Le signe antérieur dans son ensemble n’a pas de signification en relation avec les services. Dès lors, son caractère distinctif doit être considéré comme normal, malgré la présence d’un élément faible dans le signe, ainsi qu’il est indiqué ci- dessus. Les signes sont visuellement et phonétiquement très similaires. Conceptuellement, étant donné que la différence réside dans un élément faible, son impact est limité.
La division d’annulation considère que les ressemblances entre les signes l’emportent largement sur les différences et qu’il existe un risque de confusion dans l’esprit du public, même avec un degré d’attention supérieur à la moyenne.
d) Conclusion
Compte tenu de tout ce qui précède, la demande est partiellement fondée sur la base du signe antérieur de la demanderesse.
Il résulte de ce qui précède que la marque contestée doit être déclarée nulle pour les services jugés identiques à ceux couverts par le signe antérieur.

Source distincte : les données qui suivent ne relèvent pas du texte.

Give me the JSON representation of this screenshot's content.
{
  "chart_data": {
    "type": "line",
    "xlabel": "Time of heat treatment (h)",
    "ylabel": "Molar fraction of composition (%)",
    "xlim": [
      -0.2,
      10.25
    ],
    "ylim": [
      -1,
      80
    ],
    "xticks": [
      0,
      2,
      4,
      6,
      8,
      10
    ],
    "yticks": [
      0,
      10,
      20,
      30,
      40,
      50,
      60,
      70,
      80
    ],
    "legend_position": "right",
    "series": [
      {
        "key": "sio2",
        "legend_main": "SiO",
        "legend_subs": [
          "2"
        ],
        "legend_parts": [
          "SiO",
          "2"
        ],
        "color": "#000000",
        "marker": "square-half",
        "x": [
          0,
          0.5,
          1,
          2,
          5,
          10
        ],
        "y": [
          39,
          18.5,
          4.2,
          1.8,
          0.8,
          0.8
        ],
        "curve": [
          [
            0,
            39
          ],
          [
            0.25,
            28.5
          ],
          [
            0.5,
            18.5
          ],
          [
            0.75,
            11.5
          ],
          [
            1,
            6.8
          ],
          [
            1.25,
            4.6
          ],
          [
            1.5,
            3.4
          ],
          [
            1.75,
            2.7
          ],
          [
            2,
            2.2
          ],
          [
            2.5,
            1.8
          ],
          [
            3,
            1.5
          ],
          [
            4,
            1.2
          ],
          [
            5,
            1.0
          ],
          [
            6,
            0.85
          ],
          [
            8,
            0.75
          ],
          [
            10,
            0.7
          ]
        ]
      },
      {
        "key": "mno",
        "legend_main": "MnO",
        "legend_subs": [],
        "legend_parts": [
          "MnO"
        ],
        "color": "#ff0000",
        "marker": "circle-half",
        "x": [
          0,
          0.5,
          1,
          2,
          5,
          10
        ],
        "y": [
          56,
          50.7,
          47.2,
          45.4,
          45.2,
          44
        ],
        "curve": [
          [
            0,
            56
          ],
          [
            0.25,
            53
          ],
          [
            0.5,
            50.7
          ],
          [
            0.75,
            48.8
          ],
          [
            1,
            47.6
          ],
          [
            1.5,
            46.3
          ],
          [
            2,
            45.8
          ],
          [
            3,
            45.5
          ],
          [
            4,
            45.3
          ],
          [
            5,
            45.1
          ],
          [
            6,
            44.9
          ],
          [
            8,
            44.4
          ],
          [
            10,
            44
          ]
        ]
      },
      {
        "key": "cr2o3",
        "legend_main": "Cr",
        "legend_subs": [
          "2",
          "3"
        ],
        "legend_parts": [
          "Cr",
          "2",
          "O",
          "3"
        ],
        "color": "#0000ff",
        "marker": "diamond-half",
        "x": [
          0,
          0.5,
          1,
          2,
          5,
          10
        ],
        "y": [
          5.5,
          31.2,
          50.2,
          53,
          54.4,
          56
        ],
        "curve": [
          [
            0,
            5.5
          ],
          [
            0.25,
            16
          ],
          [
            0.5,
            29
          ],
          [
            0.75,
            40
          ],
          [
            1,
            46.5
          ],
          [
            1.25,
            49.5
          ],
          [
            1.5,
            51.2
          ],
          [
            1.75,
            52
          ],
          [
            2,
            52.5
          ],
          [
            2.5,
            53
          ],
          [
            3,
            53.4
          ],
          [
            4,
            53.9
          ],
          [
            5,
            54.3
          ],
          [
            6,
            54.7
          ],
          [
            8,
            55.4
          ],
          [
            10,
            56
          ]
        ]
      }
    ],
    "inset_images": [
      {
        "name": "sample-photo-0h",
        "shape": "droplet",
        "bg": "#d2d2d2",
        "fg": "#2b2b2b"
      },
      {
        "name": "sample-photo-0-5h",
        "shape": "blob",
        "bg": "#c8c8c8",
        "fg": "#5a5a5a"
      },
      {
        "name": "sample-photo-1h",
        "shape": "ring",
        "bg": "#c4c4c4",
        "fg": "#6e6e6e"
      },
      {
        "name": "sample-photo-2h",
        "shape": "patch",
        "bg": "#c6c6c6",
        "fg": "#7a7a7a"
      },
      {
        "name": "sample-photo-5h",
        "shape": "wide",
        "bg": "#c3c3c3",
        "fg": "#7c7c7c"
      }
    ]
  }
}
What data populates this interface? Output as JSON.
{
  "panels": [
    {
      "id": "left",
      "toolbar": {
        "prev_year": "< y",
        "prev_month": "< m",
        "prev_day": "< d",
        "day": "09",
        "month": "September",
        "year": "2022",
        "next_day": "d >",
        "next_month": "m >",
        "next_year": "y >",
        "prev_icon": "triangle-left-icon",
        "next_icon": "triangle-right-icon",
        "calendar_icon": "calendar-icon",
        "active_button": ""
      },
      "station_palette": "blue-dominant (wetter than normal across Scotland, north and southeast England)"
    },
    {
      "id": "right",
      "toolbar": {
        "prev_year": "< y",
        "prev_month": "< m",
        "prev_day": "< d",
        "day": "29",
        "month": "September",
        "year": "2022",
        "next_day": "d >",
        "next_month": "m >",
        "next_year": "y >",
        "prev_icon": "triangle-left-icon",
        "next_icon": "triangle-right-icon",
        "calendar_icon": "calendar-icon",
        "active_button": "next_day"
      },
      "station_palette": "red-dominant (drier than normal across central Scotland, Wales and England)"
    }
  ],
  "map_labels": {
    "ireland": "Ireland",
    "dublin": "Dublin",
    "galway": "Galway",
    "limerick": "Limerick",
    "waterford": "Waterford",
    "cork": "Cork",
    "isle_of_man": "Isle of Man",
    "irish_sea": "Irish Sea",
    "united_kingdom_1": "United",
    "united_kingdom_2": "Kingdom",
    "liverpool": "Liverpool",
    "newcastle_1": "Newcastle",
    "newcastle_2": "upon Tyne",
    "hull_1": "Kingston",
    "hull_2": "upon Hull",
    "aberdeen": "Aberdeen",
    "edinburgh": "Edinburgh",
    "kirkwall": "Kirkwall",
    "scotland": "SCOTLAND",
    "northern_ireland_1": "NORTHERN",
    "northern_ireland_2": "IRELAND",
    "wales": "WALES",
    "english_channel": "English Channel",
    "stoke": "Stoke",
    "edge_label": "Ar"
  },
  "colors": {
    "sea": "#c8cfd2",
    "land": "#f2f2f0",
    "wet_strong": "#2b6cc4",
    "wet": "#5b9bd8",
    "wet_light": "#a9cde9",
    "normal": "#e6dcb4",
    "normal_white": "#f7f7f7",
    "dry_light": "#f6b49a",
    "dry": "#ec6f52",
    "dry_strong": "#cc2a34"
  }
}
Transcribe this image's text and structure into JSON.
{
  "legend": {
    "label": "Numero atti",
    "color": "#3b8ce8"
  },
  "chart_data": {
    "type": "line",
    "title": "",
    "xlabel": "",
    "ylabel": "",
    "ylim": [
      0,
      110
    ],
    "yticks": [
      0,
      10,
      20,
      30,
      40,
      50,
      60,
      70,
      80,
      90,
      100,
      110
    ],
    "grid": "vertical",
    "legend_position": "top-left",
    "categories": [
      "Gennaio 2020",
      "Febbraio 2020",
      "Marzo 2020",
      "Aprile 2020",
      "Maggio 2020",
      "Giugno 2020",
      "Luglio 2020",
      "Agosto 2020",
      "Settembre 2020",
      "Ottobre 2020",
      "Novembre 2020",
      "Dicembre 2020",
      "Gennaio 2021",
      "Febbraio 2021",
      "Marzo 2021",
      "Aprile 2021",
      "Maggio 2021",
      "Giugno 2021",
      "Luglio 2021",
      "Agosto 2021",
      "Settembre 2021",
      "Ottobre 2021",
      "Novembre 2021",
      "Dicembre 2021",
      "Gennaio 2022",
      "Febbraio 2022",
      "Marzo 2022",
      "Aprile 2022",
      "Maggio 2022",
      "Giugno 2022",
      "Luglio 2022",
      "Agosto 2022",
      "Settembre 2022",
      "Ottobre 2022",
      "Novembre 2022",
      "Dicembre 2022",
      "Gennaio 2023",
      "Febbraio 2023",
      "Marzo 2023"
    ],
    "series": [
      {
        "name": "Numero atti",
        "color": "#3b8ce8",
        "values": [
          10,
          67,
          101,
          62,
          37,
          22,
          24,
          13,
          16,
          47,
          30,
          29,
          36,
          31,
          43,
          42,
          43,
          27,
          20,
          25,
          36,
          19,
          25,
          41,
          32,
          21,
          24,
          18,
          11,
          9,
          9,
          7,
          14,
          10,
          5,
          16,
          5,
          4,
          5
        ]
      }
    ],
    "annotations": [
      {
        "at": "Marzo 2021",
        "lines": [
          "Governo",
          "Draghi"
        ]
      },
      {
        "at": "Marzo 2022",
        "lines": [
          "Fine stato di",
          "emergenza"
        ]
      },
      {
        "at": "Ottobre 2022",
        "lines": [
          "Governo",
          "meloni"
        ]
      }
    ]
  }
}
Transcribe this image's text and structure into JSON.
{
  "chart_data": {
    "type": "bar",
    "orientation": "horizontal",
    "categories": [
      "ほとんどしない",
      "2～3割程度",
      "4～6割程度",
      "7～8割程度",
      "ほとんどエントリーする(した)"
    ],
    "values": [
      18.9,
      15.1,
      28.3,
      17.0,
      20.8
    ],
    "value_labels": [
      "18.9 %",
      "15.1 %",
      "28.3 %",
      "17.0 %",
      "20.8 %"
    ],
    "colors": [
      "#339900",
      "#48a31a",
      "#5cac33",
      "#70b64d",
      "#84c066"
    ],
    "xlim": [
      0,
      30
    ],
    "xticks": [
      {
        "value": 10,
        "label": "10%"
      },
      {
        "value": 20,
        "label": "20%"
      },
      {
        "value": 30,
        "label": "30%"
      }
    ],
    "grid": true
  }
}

La demande est rejetée en ce qui concerne les autres services considérés comme différents. Étant donné que la similitude des services est une condition nécessaire pour l’existence d’un risque de confusion, la demande dirigée contre ces services ne peut être accueillie.
FRAIS
En vertu de l’article 109, paragraphe 1, du RMUE, la partie perdante dans une procédure d’annulation supporte les taxes ainsi que les frais exposés par l’autre partie. Conformément à l’article 109, paragraphe 3, du RMUE, dans la mesure où les parties succombent respectivement sur un ou plusieurs chefs ou dans la mesure où l’équité l’exige, la division d’annulation décide d’une répartition différente des frais.
Étant donné que l’annulation est confirmée pour une partie seulement des services contestés, les deux parties ont succombé chacune sur un ou plusieurs chefs. Chaque partie doit donc supporter ses propres frais.
Décision d’annulation n° C 50 772 Page 21 sur 21
La division d’annulation
Richard BIANCHI Frédérique SULPICE Zuzanna STOJKOWICZ
Conformément à l’article 67 du RMUE, toute partie lésée par cette décision peut former un recours à son encontre. Conformément à l’article 68 du RMUE, le recours doit être formé par écrit auprès de l’Office dans un délai de deux mois à compter du jour de la notification de la présente décision. Il doit être déposé dans la langue de procédure de la décision attaquée. En outre, un mémoire exposant les motifs du recours doit être déposé par écrit dans un délai de quatre mois à compter de cette même date. Le recours n’est considéré comme formé qu’après paiement de la taxe de recours de 720 EUR.